Dr. Wladawky-Berger explores the different systems cities will use to grow and distinguish themselves: its infrastructure, its business, and its people.
But, in the end, the top asset of a city is its human capital, – its ability to attract and retain talented people. Doing so requires attention to a number of basic human services, like education, health care and public safety. But it also includes a rich variety of social, community and cultural services that will appeal to the people and families from all over the world that the city wants to attract, both as residents and visitors.
He further suggests that it’s more than just smart management of a city’s systems: it’s specialization in the things that matter most to its residents, and these things will vary from city to city, around the world.

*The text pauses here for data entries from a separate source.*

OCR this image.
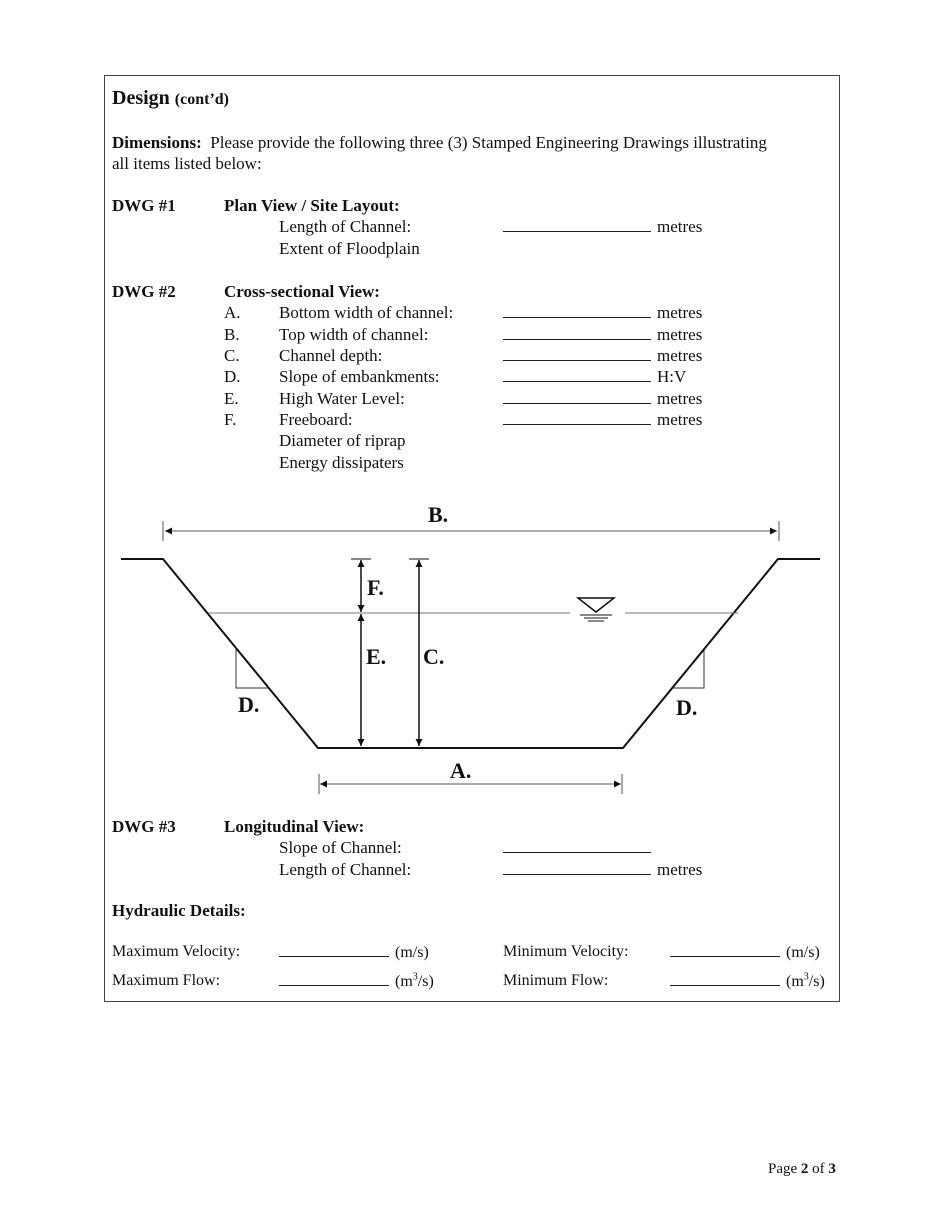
Design (cont’d)
Dimensions: Please provide the following three (3) Stamped Engineering Drawings illustrating
all items listed below:
DWG #1	Plan View / Site Layout:
Length of Channel:	metres
Extent of Floodplain
DWG #2	Cross-sectional View:
A. Bottom width of channel:	metres
B. Top width of channel:	metres
C. Channel depth:	metres
D. Slope of embankments:	H:V
E. High Water Level:	metres
F.	Freeboard:	metres
Diameter of riprap
Energy dissipaters
B.
F.
E. C.
D.	D.
A.
DWG #3	Longitudinal View:
Slope of Channel:
Length of Channel:	metres
Hydraulic Details:
Maximum Velocity:	(m/s)	Minimum Velocity:	(m/s)
Maximum Flow:	$(m^3/s)$	Minimum Flow:	$(m^3/s)$
Page 2 of 3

Cities are hardly homogeneous. Each city has its own unique style and character, reflecting the key values that its citizens and their elected leaders choose to emphasize. The style and character of a city are particularly important in our increasingly global, mobile world. While poorer people will clearly go to those cities and regions where they can best get a job and earn a living, those with more education, marketable skills or financial means will choose to live in those places that offer them and their families the quality of life they are looking for. These are clearly the kind of talented, entrepreneurial and innovative people that cities are increasingly competing to attract.
What will your city be when it grows up? And what can a city’s leaders … and its citizens … do now towards those goals? Many cities are defining a new vision, and as Irving summarized from his Berlin experience, “The challenges are enormous, but so are the opportunities to now do something about them.”